Khashoggi’s fiancee Hatice Cengiz wrote an op-ed for the Washington Post on Tuesday imploring President Donald Trump and First Lady Melania Trump to help investigate the journalist’s disappearance.

“We were in the middle of making wedding plans, life plans. After the consulate, we were going to buy appliances for our new home and set a date.

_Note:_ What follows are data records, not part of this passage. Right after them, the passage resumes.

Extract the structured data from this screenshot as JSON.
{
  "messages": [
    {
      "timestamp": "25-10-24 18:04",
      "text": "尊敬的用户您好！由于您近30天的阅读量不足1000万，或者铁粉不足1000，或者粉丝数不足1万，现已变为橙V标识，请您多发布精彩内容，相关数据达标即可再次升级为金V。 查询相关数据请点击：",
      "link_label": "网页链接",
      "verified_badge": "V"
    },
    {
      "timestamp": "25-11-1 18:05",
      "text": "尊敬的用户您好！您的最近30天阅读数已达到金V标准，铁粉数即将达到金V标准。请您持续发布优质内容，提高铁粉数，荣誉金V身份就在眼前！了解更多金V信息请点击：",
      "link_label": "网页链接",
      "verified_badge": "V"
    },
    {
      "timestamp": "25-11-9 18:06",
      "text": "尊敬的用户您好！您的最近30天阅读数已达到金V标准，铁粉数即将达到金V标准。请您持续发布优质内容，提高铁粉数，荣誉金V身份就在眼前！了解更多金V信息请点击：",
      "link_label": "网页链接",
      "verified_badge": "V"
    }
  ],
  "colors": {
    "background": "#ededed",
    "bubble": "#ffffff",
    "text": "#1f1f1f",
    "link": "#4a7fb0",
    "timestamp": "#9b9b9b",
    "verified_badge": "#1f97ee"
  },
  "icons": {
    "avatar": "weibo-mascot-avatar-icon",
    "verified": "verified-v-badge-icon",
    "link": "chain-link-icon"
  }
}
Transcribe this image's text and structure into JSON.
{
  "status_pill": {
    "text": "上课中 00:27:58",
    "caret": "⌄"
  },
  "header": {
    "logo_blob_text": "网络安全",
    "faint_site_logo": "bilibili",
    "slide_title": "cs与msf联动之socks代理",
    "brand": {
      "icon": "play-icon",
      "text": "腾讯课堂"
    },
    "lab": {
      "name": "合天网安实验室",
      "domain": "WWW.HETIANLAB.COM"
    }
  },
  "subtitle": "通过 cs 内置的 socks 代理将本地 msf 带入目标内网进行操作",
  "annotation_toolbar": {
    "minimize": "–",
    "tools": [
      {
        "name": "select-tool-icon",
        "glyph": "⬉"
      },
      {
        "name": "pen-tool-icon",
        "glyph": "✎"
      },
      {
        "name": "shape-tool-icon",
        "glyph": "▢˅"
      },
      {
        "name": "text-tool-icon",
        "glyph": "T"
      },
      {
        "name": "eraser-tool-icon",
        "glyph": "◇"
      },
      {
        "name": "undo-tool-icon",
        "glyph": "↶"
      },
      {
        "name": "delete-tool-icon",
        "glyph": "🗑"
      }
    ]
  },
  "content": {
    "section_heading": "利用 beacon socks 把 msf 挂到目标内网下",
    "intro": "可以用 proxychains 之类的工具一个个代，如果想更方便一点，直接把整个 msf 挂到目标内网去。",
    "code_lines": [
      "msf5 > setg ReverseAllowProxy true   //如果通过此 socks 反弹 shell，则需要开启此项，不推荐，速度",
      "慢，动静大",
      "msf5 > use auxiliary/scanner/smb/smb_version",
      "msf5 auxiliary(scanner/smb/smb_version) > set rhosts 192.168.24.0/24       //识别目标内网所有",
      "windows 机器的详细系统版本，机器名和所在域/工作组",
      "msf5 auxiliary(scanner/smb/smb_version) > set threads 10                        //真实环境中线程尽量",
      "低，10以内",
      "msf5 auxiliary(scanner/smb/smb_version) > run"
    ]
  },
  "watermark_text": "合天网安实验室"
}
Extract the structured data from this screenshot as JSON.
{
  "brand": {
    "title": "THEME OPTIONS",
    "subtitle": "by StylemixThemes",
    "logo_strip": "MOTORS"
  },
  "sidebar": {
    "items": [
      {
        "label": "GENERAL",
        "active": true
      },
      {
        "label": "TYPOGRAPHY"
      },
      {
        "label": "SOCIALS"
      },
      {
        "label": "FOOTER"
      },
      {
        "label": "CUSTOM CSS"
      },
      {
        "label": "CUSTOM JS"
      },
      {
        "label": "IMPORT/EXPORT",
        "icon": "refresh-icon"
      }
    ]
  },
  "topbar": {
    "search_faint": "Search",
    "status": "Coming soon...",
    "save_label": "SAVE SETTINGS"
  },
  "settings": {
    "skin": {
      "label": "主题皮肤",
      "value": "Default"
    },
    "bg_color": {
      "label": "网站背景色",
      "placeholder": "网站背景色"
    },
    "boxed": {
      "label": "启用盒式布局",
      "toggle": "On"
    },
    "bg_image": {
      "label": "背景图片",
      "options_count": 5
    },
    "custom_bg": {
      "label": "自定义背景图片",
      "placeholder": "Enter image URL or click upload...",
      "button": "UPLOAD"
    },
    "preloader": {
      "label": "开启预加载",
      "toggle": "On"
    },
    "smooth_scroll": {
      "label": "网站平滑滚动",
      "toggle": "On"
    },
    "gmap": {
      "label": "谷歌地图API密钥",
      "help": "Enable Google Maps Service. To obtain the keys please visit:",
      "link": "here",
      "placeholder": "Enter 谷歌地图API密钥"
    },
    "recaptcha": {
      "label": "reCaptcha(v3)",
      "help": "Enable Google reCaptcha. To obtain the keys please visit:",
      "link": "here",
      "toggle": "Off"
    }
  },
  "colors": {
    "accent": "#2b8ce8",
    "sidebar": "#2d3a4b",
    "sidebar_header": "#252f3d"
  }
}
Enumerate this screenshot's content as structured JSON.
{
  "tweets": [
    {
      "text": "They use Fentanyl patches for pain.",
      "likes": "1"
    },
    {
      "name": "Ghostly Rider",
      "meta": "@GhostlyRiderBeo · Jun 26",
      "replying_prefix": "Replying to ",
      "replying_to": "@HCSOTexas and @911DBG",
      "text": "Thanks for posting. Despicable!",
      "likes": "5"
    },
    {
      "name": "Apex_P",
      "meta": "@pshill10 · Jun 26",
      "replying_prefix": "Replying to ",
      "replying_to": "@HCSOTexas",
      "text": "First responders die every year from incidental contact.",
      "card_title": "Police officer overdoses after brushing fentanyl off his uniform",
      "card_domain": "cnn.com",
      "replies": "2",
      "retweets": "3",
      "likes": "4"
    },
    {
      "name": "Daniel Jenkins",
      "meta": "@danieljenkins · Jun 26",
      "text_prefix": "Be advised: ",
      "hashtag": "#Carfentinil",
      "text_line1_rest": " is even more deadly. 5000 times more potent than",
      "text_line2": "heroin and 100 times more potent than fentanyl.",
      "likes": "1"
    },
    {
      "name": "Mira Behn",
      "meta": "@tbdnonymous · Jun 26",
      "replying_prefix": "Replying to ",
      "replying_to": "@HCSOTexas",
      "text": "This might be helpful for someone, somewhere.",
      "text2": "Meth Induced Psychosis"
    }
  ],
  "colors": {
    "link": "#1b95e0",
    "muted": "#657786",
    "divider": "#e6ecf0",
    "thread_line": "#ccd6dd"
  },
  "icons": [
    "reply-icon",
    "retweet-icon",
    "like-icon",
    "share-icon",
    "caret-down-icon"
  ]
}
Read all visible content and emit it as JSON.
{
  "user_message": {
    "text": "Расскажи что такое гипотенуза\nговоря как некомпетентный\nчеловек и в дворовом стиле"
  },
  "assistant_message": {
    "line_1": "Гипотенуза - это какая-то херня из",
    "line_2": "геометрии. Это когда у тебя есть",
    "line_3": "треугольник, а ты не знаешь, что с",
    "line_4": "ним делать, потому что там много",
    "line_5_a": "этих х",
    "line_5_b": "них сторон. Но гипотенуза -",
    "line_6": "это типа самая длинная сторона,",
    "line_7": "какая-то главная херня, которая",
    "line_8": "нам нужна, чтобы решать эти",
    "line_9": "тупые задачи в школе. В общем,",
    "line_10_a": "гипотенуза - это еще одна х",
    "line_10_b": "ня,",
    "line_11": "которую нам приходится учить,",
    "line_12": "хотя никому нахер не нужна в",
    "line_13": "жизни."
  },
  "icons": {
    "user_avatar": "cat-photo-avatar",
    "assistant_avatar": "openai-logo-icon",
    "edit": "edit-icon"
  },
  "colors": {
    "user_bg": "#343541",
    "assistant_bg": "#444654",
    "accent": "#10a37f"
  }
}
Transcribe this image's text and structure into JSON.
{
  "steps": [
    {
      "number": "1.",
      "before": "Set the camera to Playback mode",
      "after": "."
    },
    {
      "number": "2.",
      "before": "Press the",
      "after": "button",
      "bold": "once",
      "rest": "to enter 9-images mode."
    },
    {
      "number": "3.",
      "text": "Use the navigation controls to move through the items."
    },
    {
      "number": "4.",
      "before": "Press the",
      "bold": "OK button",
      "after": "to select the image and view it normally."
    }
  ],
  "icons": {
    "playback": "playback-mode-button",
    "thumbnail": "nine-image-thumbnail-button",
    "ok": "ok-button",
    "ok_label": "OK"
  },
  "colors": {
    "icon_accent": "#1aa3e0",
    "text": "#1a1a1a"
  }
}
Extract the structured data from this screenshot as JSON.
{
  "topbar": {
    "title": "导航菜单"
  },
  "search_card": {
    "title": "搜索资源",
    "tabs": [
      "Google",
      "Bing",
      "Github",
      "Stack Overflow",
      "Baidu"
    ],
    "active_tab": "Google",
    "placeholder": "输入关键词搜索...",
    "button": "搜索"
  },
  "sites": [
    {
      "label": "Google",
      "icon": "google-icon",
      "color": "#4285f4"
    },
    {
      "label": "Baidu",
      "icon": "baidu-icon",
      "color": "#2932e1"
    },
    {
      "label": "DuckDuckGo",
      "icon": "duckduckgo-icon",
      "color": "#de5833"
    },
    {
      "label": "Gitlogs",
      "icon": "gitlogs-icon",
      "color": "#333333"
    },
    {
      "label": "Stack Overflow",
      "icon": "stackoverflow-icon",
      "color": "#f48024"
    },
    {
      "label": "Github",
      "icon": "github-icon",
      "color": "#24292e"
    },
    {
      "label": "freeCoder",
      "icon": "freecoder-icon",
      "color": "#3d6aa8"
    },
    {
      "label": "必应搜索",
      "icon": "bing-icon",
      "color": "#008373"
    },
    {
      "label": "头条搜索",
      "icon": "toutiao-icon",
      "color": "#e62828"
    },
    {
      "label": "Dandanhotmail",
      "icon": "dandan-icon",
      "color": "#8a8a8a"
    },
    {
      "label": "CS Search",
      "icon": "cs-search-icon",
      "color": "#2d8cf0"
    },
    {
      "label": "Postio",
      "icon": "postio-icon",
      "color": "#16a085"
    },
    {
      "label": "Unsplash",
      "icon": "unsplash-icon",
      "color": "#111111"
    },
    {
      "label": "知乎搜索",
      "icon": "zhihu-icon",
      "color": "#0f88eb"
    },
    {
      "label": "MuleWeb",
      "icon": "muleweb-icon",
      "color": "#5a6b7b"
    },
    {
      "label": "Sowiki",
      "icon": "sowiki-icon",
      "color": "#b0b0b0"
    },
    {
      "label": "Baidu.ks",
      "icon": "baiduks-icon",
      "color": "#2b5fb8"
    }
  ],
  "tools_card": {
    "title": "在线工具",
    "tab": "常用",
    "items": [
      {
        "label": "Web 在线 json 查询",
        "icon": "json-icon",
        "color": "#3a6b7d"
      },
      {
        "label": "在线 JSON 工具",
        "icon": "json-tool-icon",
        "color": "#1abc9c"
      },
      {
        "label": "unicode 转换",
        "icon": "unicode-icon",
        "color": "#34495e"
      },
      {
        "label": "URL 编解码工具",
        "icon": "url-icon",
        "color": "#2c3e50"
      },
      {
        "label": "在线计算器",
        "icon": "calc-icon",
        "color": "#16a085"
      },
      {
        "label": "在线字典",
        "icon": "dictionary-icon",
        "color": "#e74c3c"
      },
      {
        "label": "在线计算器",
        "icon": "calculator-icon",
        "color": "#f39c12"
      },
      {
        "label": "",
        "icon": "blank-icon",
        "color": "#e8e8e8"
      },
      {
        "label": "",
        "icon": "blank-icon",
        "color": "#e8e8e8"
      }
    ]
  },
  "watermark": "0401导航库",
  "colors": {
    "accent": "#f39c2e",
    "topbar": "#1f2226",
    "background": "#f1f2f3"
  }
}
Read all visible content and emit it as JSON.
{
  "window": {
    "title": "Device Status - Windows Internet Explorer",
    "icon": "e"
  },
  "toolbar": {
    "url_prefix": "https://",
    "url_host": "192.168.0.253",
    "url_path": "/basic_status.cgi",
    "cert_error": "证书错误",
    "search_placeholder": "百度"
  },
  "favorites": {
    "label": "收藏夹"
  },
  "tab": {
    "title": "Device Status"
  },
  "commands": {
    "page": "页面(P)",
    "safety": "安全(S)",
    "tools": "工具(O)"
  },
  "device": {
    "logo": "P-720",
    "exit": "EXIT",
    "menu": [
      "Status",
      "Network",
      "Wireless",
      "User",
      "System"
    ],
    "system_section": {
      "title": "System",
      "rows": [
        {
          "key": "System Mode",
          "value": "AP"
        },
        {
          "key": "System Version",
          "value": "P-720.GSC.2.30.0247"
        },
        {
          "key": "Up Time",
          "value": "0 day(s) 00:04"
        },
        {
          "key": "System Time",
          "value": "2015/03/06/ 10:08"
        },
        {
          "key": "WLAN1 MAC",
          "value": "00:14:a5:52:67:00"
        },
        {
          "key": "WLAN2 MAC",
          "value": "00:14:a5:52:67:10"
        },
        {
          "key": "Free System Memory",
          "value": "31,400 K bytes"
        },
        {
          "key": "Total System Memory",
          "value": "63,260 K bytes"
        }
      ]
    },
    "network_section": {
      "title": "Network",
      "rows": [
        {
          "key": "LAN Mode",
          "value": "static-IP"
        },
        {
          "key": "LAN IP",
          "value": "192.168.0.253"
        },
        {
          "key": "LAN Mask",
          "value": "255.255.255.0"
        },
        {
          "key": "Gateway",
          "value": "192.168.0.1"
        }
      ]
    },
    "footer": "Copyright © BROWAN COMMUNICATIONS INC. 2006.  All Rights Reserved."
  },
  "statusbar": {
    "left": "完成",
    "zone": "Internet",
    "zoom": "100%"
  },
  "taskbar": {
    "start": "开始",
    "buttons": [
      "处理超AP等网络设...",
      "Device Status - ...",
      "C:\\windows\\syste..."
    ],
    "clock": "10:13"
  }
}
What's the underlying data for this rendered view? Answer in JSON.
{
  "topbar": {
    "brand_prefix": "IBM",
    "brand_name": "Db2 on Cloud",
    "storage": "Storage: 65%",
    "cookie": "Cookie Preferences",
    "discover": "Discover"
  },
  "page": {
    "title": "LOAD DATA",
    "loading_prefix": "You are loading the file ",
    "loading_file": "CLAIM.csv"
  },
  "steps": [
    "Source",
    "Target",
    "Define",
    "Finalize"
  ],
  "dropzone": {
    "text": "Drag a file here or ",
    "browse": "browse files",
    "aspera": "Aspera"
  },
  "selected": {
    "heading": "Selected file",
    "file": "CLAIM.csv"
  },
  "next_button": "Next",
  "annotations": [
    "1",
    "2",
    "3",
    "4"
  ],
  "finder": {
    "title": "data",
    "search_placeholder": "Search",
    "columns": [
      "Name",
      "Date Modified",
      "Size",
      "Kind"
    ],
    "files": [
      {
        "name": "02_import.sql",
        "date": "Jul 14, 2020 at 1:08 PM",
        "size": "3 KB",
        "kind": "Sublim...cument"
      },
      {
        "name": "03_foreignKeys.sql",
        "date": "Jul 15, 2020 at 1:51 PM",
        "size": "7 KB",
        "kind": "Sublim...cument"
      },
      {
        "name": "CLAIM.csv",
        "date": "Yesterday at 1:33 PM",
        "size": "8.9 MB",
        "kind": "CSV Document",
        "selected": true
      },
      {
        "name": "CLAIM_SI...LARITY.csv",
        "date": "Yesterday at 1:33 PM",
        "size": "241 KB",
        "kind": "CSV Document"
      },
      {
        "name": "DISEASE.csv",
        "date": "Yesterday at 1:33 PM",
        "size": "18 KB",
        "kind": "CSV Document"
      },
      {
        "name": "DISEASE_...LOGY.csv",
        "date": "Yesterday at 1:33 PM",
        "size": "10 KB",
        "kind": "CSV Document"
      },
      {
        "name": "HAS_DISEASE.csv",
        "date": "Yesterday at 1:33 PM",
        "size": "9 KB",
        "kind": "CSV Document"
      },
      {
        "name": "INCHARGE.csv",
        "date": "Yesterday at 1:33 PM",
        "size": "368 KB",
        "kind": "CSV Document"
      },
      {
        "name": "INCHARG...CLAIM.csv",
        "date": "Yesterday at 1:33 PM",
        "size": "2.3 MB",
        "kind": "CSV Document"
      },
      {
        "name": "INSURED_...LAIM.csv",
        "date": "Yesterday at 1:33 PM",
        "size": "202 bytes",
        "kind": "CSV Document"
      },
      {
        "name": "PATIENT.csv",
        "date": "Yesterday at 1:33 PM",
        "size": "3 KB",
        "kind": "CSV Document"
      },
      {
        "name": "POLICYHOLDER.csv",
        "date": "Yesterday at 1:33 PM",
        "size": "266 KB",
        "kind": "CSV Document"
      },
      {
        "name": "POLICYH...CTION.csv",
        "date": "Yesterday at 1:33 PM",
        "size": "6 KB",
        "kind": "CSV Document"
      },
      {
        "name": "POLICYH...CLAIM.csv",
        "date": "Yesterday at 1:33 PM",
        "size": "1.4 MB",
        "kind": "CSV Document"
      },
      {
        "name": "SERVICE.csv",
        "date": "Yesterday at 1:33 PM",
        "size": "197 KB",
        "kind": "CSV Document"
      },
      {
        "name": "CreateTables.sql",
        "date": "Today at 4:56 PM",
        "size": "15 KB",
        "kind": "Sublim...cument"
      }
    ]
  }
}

All we needed was a piece of paper,” she wrote, referring to the reason for his visit to the consulate in Istanbul.

Cengiz said Khashoggi was nervous about the Saudi monarchy’s actions against critics but believed an attack on consular grounds would be an unprecedented violation of international law, and was also reassured by a positive initial meeting with consular officials about obtaining the paperwork he required.

“I don’t know how I can keep living if he was abducted or killed in Turkey,” she concluded. “Although my hope slowly fades away each passing day, I remain confident that Jamal is still alive.”

Vice President Mike Pence told radio host Hugh Hewitt on Wednesday the United States “stands ready to assist in any way” with the Khashoggi investigation.

Turkish police are scheduled to examine the Saudi consulate on Wednesday following a brief delay to give the Saudi ambassador time to arrive at the building.